Michelle Dickens, MD of TPN says she has seen quite a bit of excitement on Twitter, with tenants tweeting, using words that aren't suitable for sensitive readers. She says a well-known radio personality for example recently tweeted: ‘My landlord, in his 60s, overweight and outta shape, tried to take me on just now. Let's just say I gave him his teeth back when he left’.

"With petrol prices at their highest levels yet, nobody needs unnecessary dental bills. So here's our quick and easy guide on how not to fight with your landlord," she says. Tenants should never hand over cash, but should rather make an Electronic Funds Transfer (EFT). They should also always ask to see a copy of the estate or letting agent’s Fidelity Fund certificate.

It is vital for tenants to read their lease agreement before signing. They should know exactly what date the rent is due and what extra costs they are liable for, including water, electricity, refuse and sewerage. It is important to note that unless specifically agreed upon, tenants do not automatically have a seven day grace period in which to make a rental payment. Ensure that the lease agreement spells out any potential increase in the rent - this is usually up to 10 percent.

It is essential to perform an incoming inspection with the landlord. This will enable both the landlord and tenant to record any existing defects and will ensure that the tenant is not held liable for the damage when they vacate the property. It is important to note that the defects do not have to be repaired when the new tenant takes occupation.

Maintenance issues should be reported to the landlord as soon as possible. It pays for landlords to remember that generally speaking, the quicker a problem is attended to, the lower the cost.

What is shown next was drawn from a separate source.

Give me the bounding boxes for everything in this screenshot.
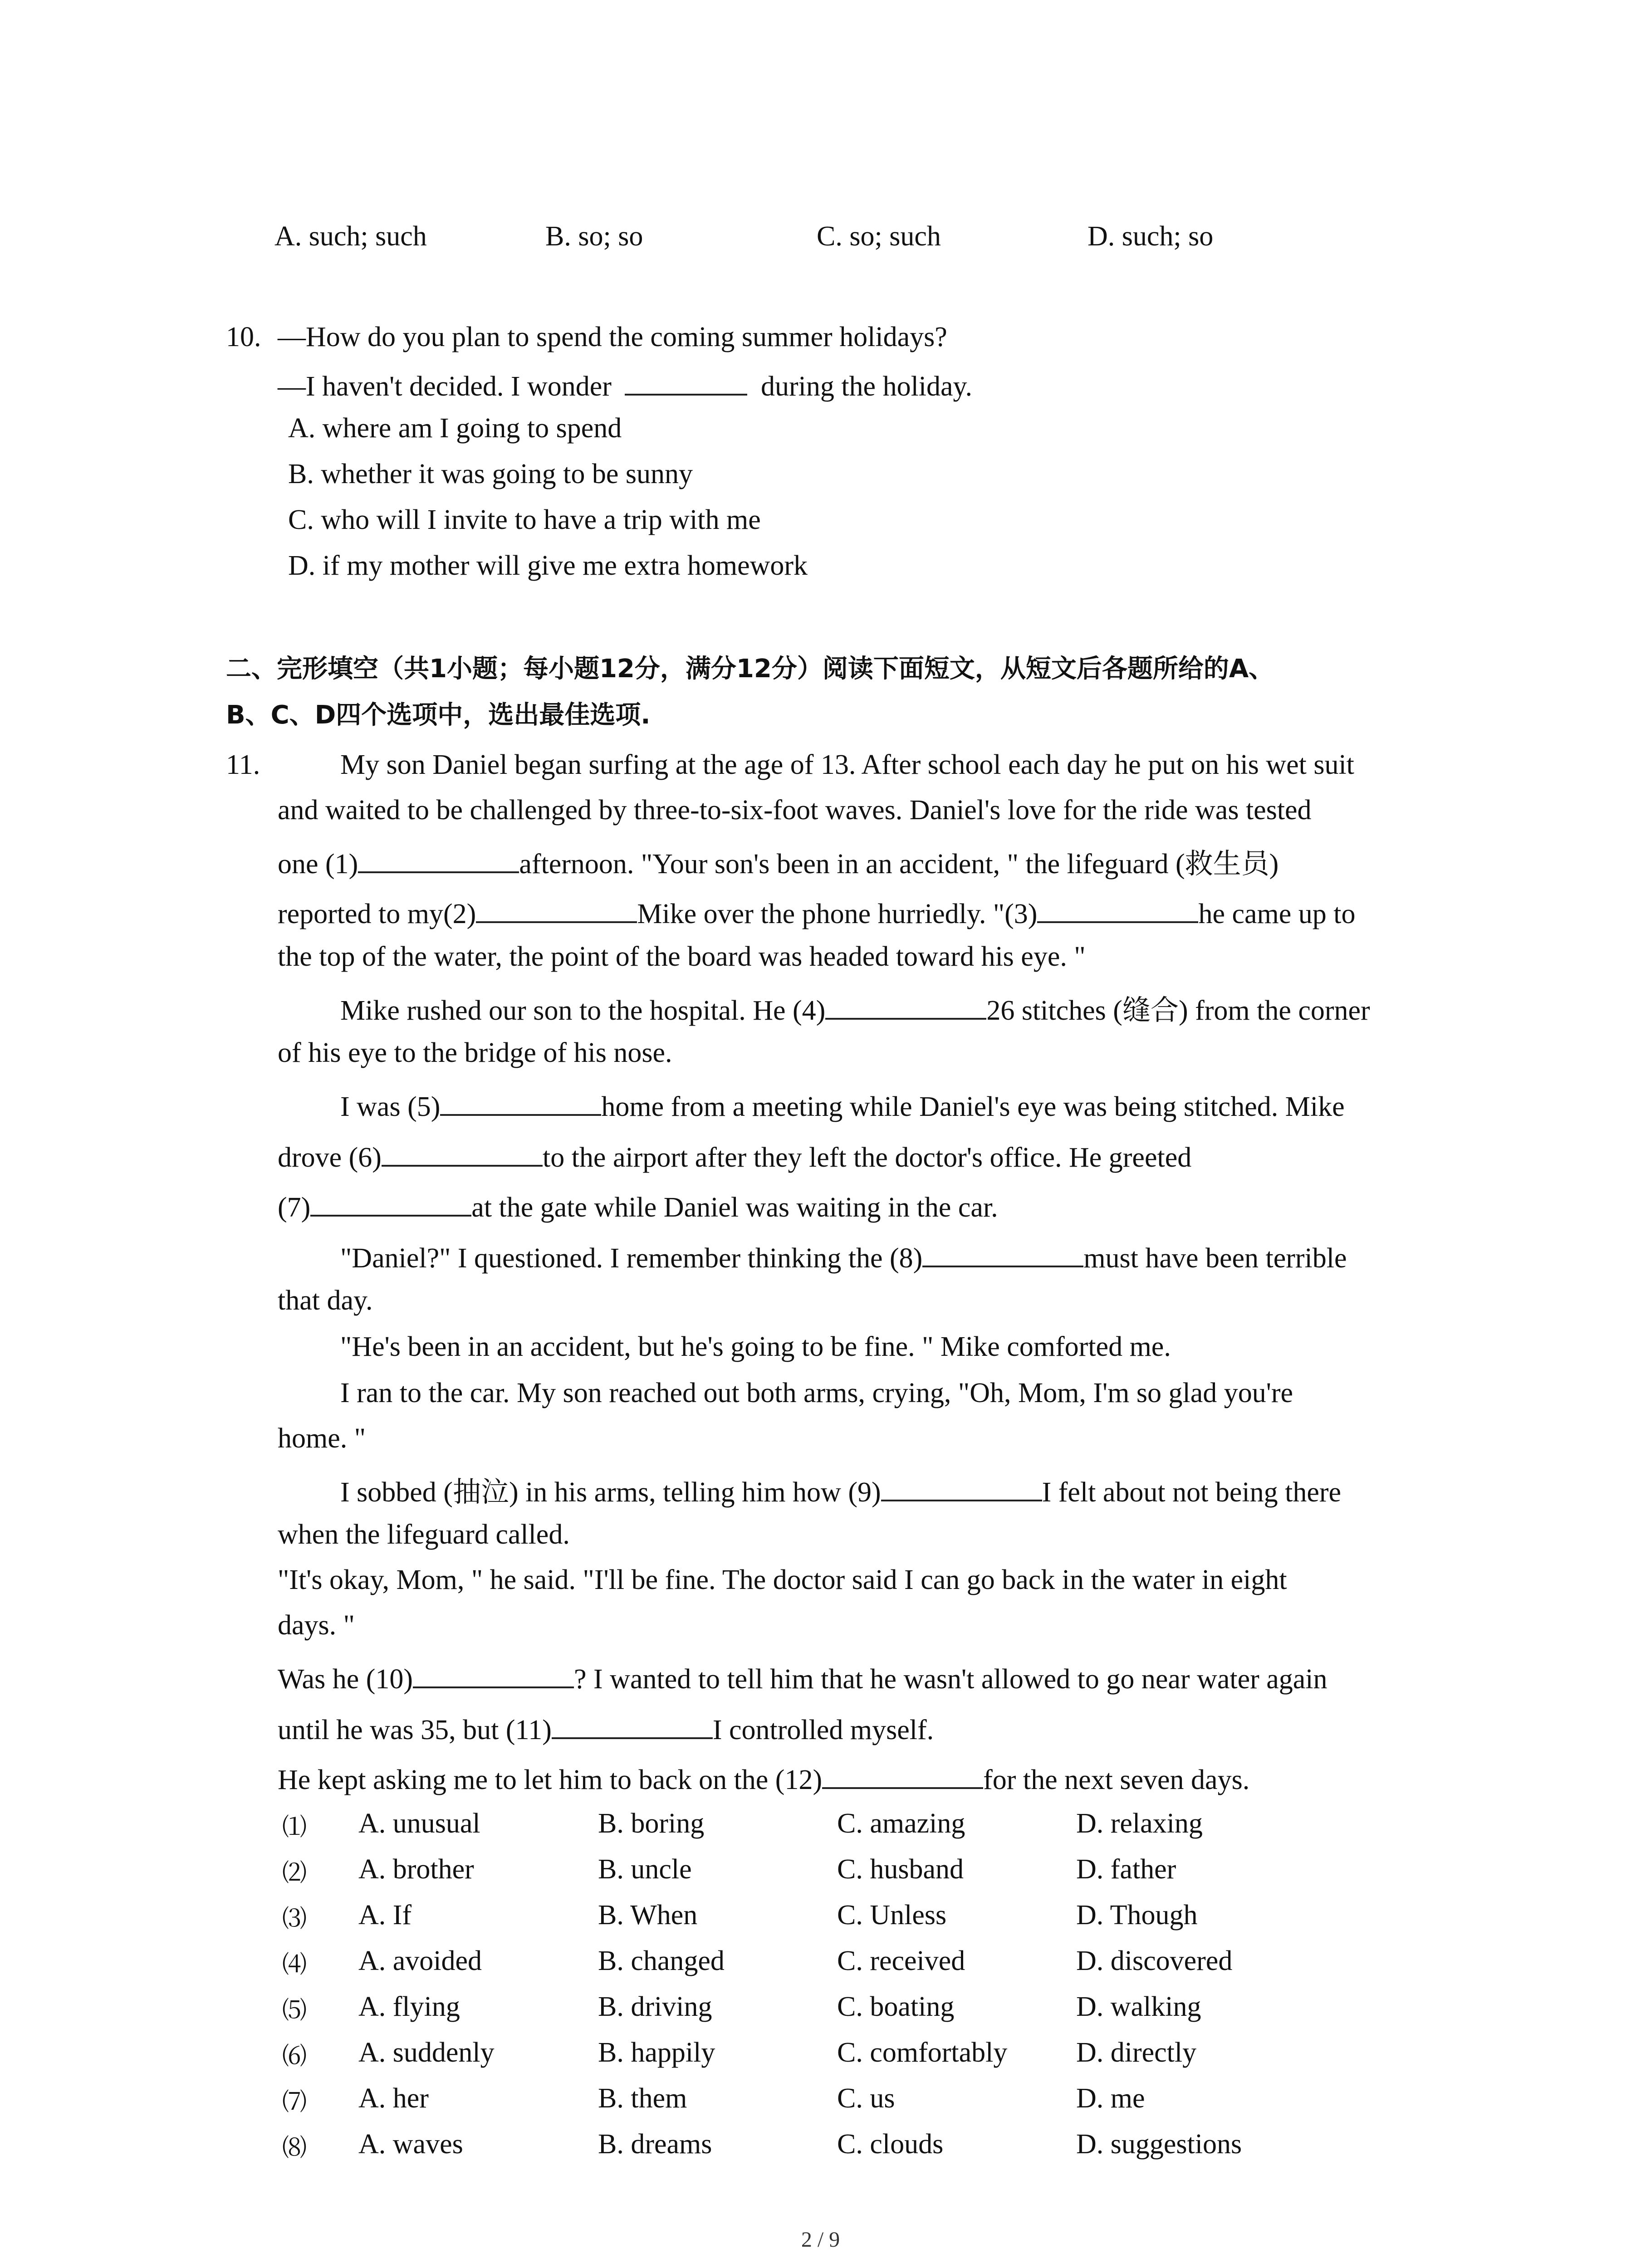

It is equally important to perform an outgoing inspection with the landlord. If there is no damage, the deposit must be returned within seven days; if there is damage, the deposit must be returned 14 days after the damage has been rectified.

Tenants should never attempt to withhold the last month's rent by requesting that the agent use the deposit in lieu of payment. This is a breach of contract and could result in a default on the tenant’s credit profile.

Landlords and tenants who cannot resolve a dispute can contact their local branch of the Rental Housing Tribunal.